Shell’s profit in 2022 more than doubles to $40 billion
Shell posted a record $40 billion profit in 2022, the energy company announced on Thursday, February 2, ending a turbulent year in which a jump in energy prices following Russia’s invasion of Ukraine enabled it to pay historic returns to its shareholders.
The British company’s record earnings, which more than quadrupled from a year ago, parallel those disclosed by US competitors earlier this week and are set to increase pressure on governments to increase taxes on the sector even more.
“We intend to remain disciplined while delivering compelling shareholder returns,” said CEO Wael Sawan in a statement accompanying the company’s first earnings report since he assumed control on January 1.
On the back of a strong rebound in earnings from liquefied natural gas (LNG) trading, Shell also posted a record fourth-quarter profit of $9.8 billion, surpassing analyst estimates of $8 billion.
The yearly profit of $39.9 billion eclipsed the previous record of $31 billion set in 2008 by a significant margin. It was fueled by an increase in oil and gas prices, solid refining profits, and robust trade.
Shell shares ended the day 1% lower due to a sharp sell-off in the energy sector, following an earlier 3% increase.
Despite recording a loss in the third quarter and a sharp decline in liquefaction volumes due to outages at LNG facilities, the LNG division’s earnings reached a record high of $6 billion, boosted by strong overall trading earnings on the back of gas price volatility.
Governments grappling with escalating energy costs have responded by putting windfall taxes on the energy sector, but Britain’s Labour opposition party said that Prime Minister Rishi Sunak was not doing enough.
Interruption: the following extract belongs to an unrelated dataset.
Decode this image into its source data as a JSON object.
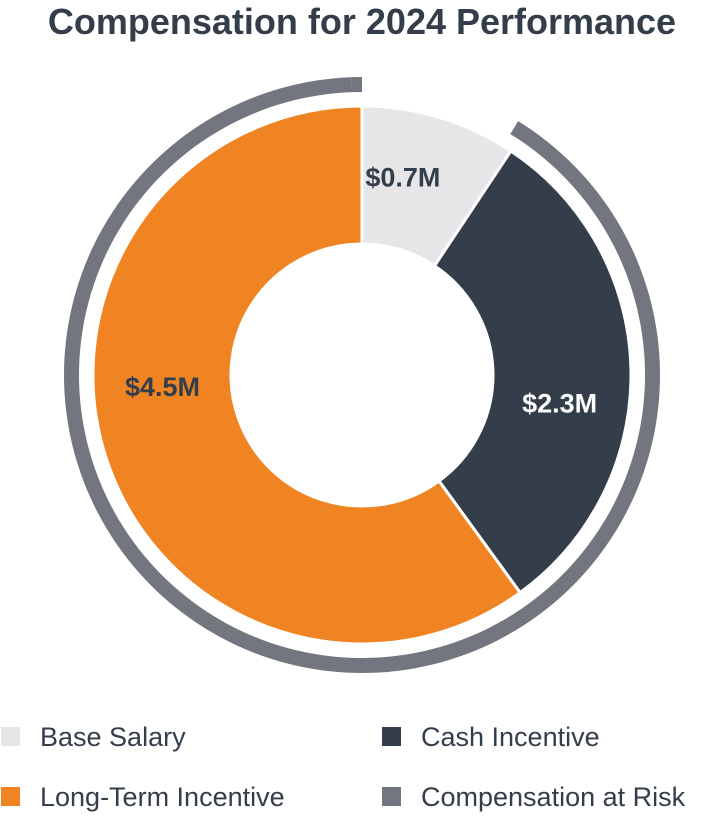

Ed Miliband, the climate policy spokesperson for the Labour Party, said in a statement that the government is letting fossil fuel firms off the hook by refusing to enact a fair windfall tax.
Shell stated that it anticipates incurring approximately $2.4 billion in accounting costs related to windfall levies in 2022, and will pay $500 million in cash tax in Britain this year.
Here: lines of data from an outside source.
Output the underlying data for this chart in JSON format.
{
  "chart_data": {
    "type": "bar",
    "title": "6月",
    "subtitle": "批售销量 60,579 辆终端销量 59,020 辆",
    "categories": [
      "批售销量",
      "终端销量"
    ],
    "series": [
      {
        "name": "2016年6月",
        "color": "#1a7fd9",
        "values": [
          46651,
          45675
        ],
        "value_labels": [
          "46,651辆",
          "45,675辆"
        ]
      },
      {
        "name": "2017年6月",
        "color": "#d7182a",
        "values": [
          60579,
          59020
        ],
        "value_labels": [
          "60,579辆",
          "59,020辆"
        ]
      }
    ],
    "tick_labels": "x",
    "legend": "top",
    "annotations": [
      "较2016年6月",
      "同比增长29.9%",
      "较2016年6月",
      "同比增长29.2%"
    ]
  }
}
As previously stated, Shell increased its dividend by 15% in the fourth quarter, marking the sixth rise since the company reduced its payout by more than 60% in response to the 2020 COVID-19 outbreak.
In addition, the business launched a fresh $4 billion share repurchase program for the next three months, the same as the previous three. It repurchased $19 billion in shares in the year ending in February 2023, roughly double the amount repurchased before to the 2019 pandemic.
The profits enabled Shell and many other Western energy companies to conceal the enormous write-downs they incurred on Russian assets they abruptly abandoned after the outbreak of conflict.
Thursday, Shell said that it continues to ship some Russian LNG.
In an effort to substantially cut greenhouse gas emissions in the future decades, Shell intends to create a substantial renewables and low-carbon energy enterprise.
In 2022, the corporation invested around 14% of its $24.8 billion in capital expenditures in its renewables and energy solutions sector, or approximately $3.5 billion. In 2023, capital expenditures will reach between $23 billion and $27 billion.
Shell’s debt decreased from $52.6 billion at the end of 2021 to $44.8 billion at the end of 2022 due to the increase in income. Its gearing ratio decreased to 19% from 23.1% one year prior.